Charles Ludington, a classmate of Brett Kavanaugh and a professor of history, said that he would not discuss the Supreme Court nominee with the media, but would tell his story to the FBI.
Credit: Chip Somodevilla
Supreme Court nominee Judge Brett Kavanaugh testifies before the Senate Judiciary Committee on the third day of his Supreme Court confirmation hearing on Capitol Hill September 6, 2018 in Washington, DC. (Photo by Chip Somodevilla/Getty Images)

Another Yale classmate of Supreme Court nominee Brett Kavanaugh has challenged the truthfulness of the Supreme Court nominee's Senate testimony, saying Kavanaugh was often "belligerent and aggressive" when he drank.

Charles "Chad" Ludington, an associate professor of history at North Carolina State University, released a statement saying Kavanaugh "has not told the truth" when denying he never blacked out and otherwise downplayed his drinking as a young man.

"On many occasions I heard Brett slur his words and saw him staggering from alcohol consumption," Ludington wrote. "When Brett got drunk, he was often belligerent and aggressive."

Ludington said he would not discuss Kavanaugh with the media, but would tell his story to the FBI. The agency is conducting a one-week investigation into sexual misconduct allegations against the federal judge that date back to high school.

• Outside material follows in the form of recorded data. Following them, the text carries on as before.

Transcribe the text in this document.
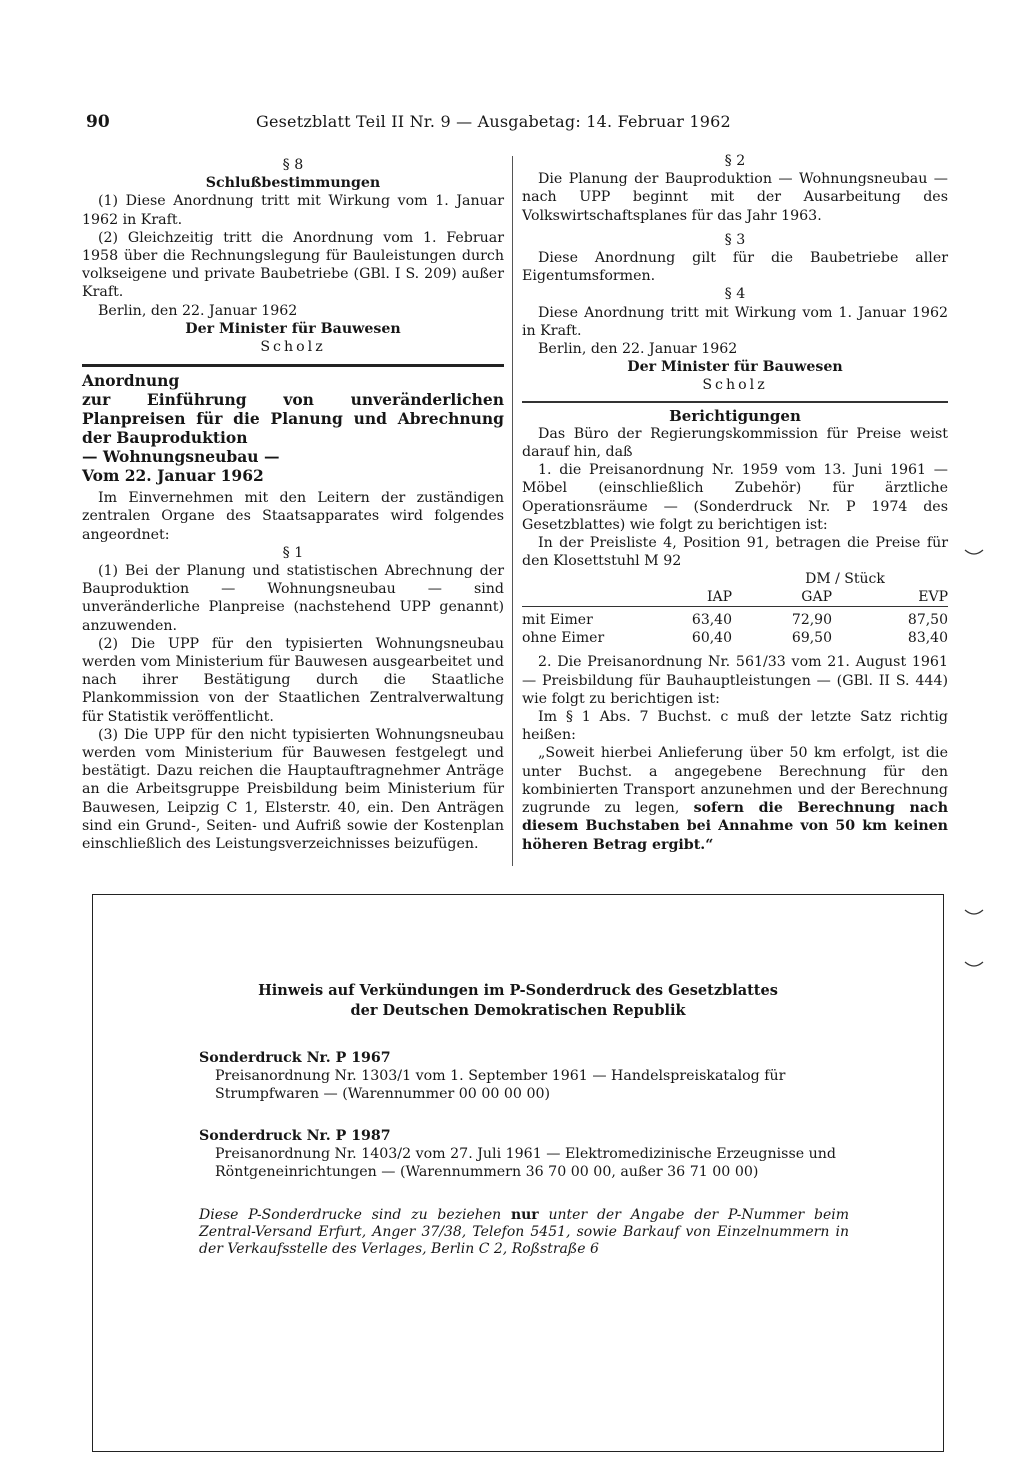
90	Gesetzblatt Teil II Nr. 9 — Ausgabetag: 14. Februar 1962

§ 8

Schlußbestimmungen

(1) Diese Anordnung tritt mit Wirkung vom 1. Januar 1962 in Kraft.

(2) Gleichzeitig tritt die Anordnung vom 1. Februar 1958 über die Rechnungslegung für Bauleistungen durch volkseigene und private Baubetriebe (GBl. I S. 209) außer Kraft.

Berlin, den 22. Januar 1962

Der Minister für Bauwesen

Scholz

Anordnung

zur Einführung von unveränderlichen Planpreisen für die Planung und Abrechnung der Bauproduktion

— Wohnungsneubau —

Vom 22. Januar 1962

Im Einvernehmen mit den Leitern der zuständigen zentralen Organe des Staatsapparates wird folgendes angeordnet:

§ 1

(1) Bei der Planung und statistischen Abrechnung der Bauproduktion — Wohnungsneubau — sind unveränderliche Planpreise (nachstehend UPP genannt) anzuwenden.

(2) Die UPP für den typisierten Wohnungsneubau werden vom Ministerium für Bauwesen ausgearbeitet und nach ihrer Bestätigung durch die Staatliche Plankommission von der Staatlichen Zentralverwaltung für Statistik veröffentlicht.

(3) Die UPP für den nicht typisierten Wohnungsneubau werden vom Ministerium für Bauwesen festgelegt und bestätigt. Dazu reichen die Hauptauftragnehmer Anträge an die Arbeitsgruppe Preisbildung beim Ministerium für Bauwesen, Leipzig C 1, Elsterstr. 40, ein. Den Anträgen sind ein Grund-, Seiten- und Aufriß sowie der Kostenplan einschließlich des Leistungsverzeichnisses beizufügen.

§ 2

Die Planung der Bauproduktion — Wohnungsneubau — nach UPP beginnt mit der Ausarbeitung des Volkswirtschaftsplanes für das Jahr 1963.

§ 3

Diese Anordnung gilt für die Baubetriebe aller Eigentumsformen.

§ 4

Diese Anordnung tritt mit Wirkung vom 1. Januar 1962 in Kraft.

Berlin, den 22. Januar 1962

Der Minister für Bauwesen

Scholz

Berichtigungen

Das Büro der Regierungskommission für Preise weist darauf hin, daß

1. die Preisanordnung Nr. 1959 vom 13. Juni 1961 — Möbel (einschließlich Zubehör) für ärztliche Operationsräume — (Sonderdruck Nr. P 1974 des Gesetzblattes) wie folgt zu berichtigen ist:

In der Preisliste 4, Position 91, betragen die Preise für den Klosettstuhl M 92

	DM / Stück		
	IAP	GAP	EVP

mit Eimer	63,40	72,90	87,50
ohne Eimer	60,40	69,50	83,40

2. Die Preisanordnung Nr. 561/33 vom 21. August 1961 — Preisbildung für Bauhauptleistungen — (GBl. II S. 444) wie folgt zu berichtigen ist:

Im § 1 Abs. 7 Buchst. c muß der letzte Satz richtig heißen:

„Soweit hierbei Anlieferung über 50 km erfolgt, ist die unter Buchst. a angegebene Berechnung für den kombinierten Transport anzunehmen und der Berechnung zugrunde zu legen, sofern die Berechnung nach diesem Buchstaben bei Annahme von 50 km keinen höheren Betrag ergibt.“

Hinweis auf Verkündungen im P-Sonderdruck des Gesetzblattes
der Deutschen Demokratischen Republik
Sonderdruck Nr. P 1967
Preisanordnung Nr. 1303/1 vom 1. September 1961 — Handelspreiskatalog für Strumpfwaren — (Warennummer 00 00 00 00)
Sonderdruck Nr. P 1987
Preisanordnung Nr. 1403/2 vom 27. Juli 1961 — Elektromedizinische Erzeugnisse und Röntgeneinrichtungen — (Warennummern 36 70 00 00, außer 36 71 00 00)
Diese P-Sonderdrucke sind zu beziehen nur unter der Angabe der P-Nummer beim Zentral-Versand Erfurt, Anger 37/38, Telefon 5451, sowie Barkauf von Einzelnummern in der Verkaufsstelle des Verlages, Berlin C 2, Roßstraße 6
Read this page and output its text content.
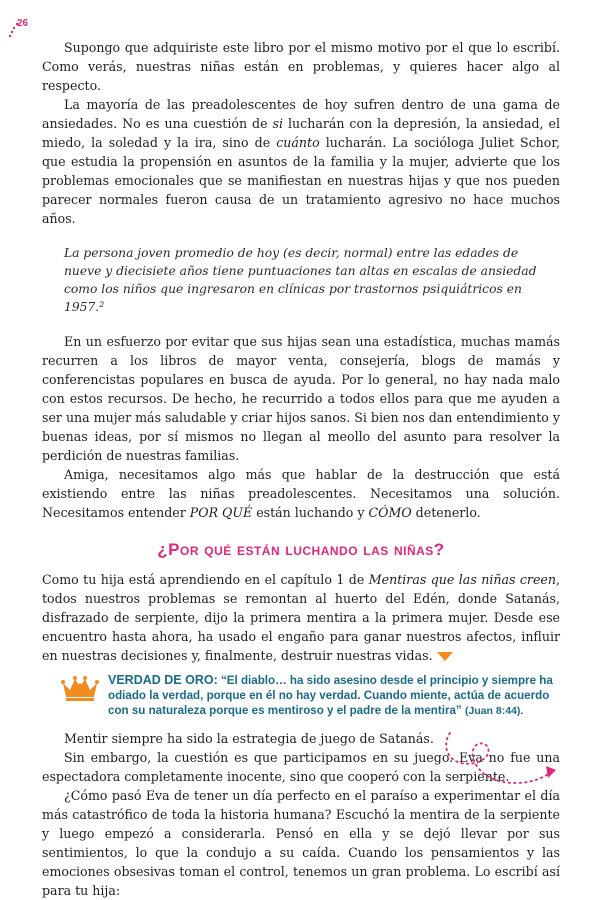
26

Supongo que adquiriste este libro por el mismo motivo por el que lo escribí. Como verás, nuestras niñas están en problemas, y quieres hacer algo al respecto.

La mayoría de las preadolescentes de hoy sufren dentro de una gama de ansiedades. No es una cuestión de si lucharán con la depresión, la ansiedad, el miedo, la soledad y la ira, sino de cuánto lucharán. La socióloga Juliet Schor, que estudia la propensión en asuntos de la familia y la mujer, advierte que los problemas emocionales que se manifiestan en nuestras hijas y que nos pueden parecer normales fueron causa de un tratamiento agresivo no hace muchos años.

La persona joven promedio de hoy (es decir, normal) entre las edades de nueve y diecisiete años tiene puntuaciones tan altas en escalas de ansiedad como los niños que ingresaron en clínicas por trastornos psiquiátricos en 1957.²

En un esfuerzo por evitar que sus hijas sean una estadística, muchas mamás recurren a los libros de mayor venta, consejería, blogs de mamás y conferencistas populares en busca de ayuda. Por lo general, no hay nada malo con estos recursos. De hecho, he recurrido a todos ellos para que me ayuden a ser una mujer más saludable y criar hijos sanos. Si bien nos dan entendimiento y buenas ideas, por sí mismos no llegan al meollo del asunto para resolver la perdición de nuestras familias.

Amiga, necesitamos algo más que hablar de la destrucción que está existiendo entre las niñas preadolescentes. Necesitamos una solución. Necesitamos entender POR QUÉ están luchando y CÓMO detenerlo.

¿Por qué están luchando las niñas?

Como tu hija está aprendiendo en el capítulo 1 de Mentiras que las niñas creen, todos nuestros problemas se remontan al huerto del Edén, donde Satanás, disfrazado de serpiente, dijo la primera mentira a la primera mujer. Desde ese encuentro hasta ahora, ha usado el engaño para ganar nuestros afectos, influir en nuestras decisiones y, finalmente, destruir nuestras vidas.

VERDAD DE ORO: “El diablo… ha sido asesino desde el principio y siempre ha odiado la verdad, porque en él no hay verdad. Cuando miente, actúa de acuerdo con su naturaleza porque es mentiroso y el padre de la mentira” (Juan 8:44).

Mentir siempre ha sido la estrategia de juego de Satanás.

Sin embargo, la cuestión es que participamos en su juego. Eva no fue una espectadora completamente inocente, sino que cooperó con la serpiente.

¿Cómo pasó Eva de tener un día perfecto en el paraíso a experimentar el día más catastrófico de toda la historia humana? Escuchó la mentira de la serpiente y luego empezó a considerarla. Pensó en ella y se dejó llevar por sus sentimientos, lo que la condujo a su caída. Cuando los pensamientos y las emociones obsesivas toman el control, tenemos un gran problema. Lo escribí así para tu hija:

Last week, a former freshman-year roommate of Kavanaugh's at Yale challenged the nominee's drinking claims. James Roche said Kavanaugh was a "notably heavy drinker, even by the standards of the time, and that he became aggressive and belligerent when he was very drunk."

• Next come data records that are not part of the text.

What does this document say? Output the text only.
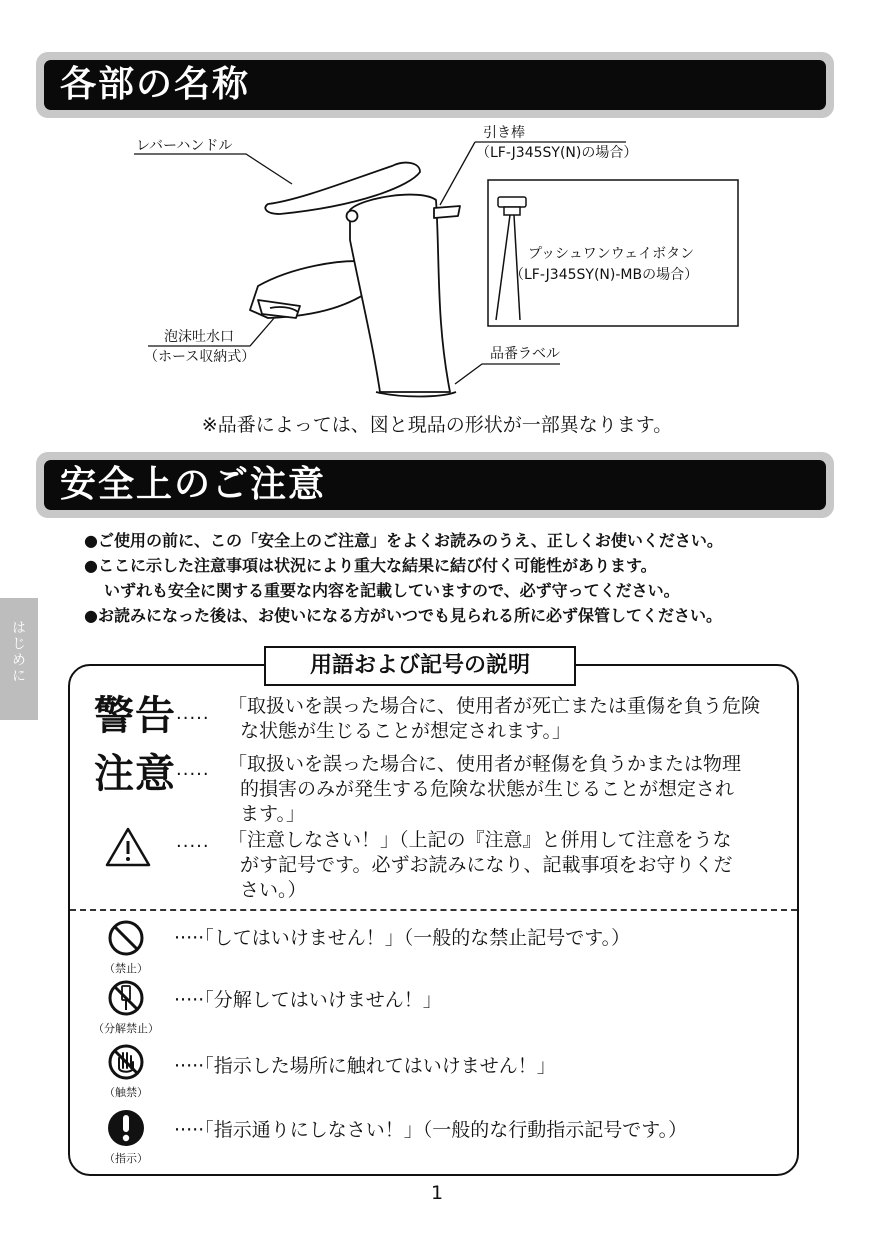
各部の名称
レバーハンドル
引き棒
（LF-J345SY(N)の場合）
プッシュワンウェイボタン
（LF-J345SY(N)-MBの場合）
泡沫吐水口
（ホース収納式）	品番ラベル
※品番によっては、図と現品の形状が一部異なります。
安全上のご注意
●ご使用の前に、この「安全上のご注意」をよくお読みのうえ、正しくお使いください。
●ここに示した注意事項は状況により重大な結果に結び付く可能性があります。
いずれも安全に関する重要な内容を記載していますので、必ず守ってください。
●お読みになった後は、お使いになる方がいつでも見られる所に必ず保管してください。
はじめに	用語および記号の説明
警告 ·····
「取扱いを誤った場合に、使用者が死亡または重傷を負う危険
な状態が生じることが想定されます。」
注意 ····· 「取扱いを誤った場合に、使用者が軽傷を負うかまたは物理
的損害のみが発生する危険な状態が生じることが想定され
ます。」
····· 「注意しなさい！」（上記の『注意』と併用して注意をうな
がす記号です。必ずお読みになり、記載事項をお守りくだ
さい。）
（禁止）
·····「してはいけません！」（一般的な禁止記号です。）
（分解禁止）
·····「分解してはいけません！」
（触禁）
·····「指示した場所に触れてはいけません！」
（指示）
·····「指示通りにしなさい！」（一般的な行動指示記号です。）
1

Roche also said he believed Deborah Ramirez, another Yale classmate who claimed sexual misconduct against Kavanaugh. Kavanaugh has denied all the allegations.

Ludington said he was a varsity basketball and that Kavanaugh enjoyed socializing with athletes. But Ludington said he "cringed" when he watched Kavanaugh describe his drinking on a Fox News TV interview and in testimony before the Senate Judiciary Committee.

"In recent days I have become deeply troubled by what has been a blatant mischaracterization by Brett himself of his drinking at Yale," Ludington wrote. "Brett was a frequent drinker, and a heavy drinker."

Ludington wrote that heavy drinking as a youth should not "condemn a person for the rest of his life." But he said the statements Kavanaugh is making now do matter.

"If he lied about his past actions on national television, and more especially while speaking under oath in front of the United States Senate, I believe those lies should have consequences," Ludington wrote. "It is truth that is at stake, and I believe that the ability to speak the truth, even when it does not reflect well upon oneself, is a paramount quality we seek in our nation’s most powerful judges."

Not all his buddies from Yale are challenging Kavanaugh's drinking claims. Former NBA player Chris Dudley said he regularly drank with Kavanaugh while the two were classmates at Yale University – and “never, ever saw him blacked out" drunk.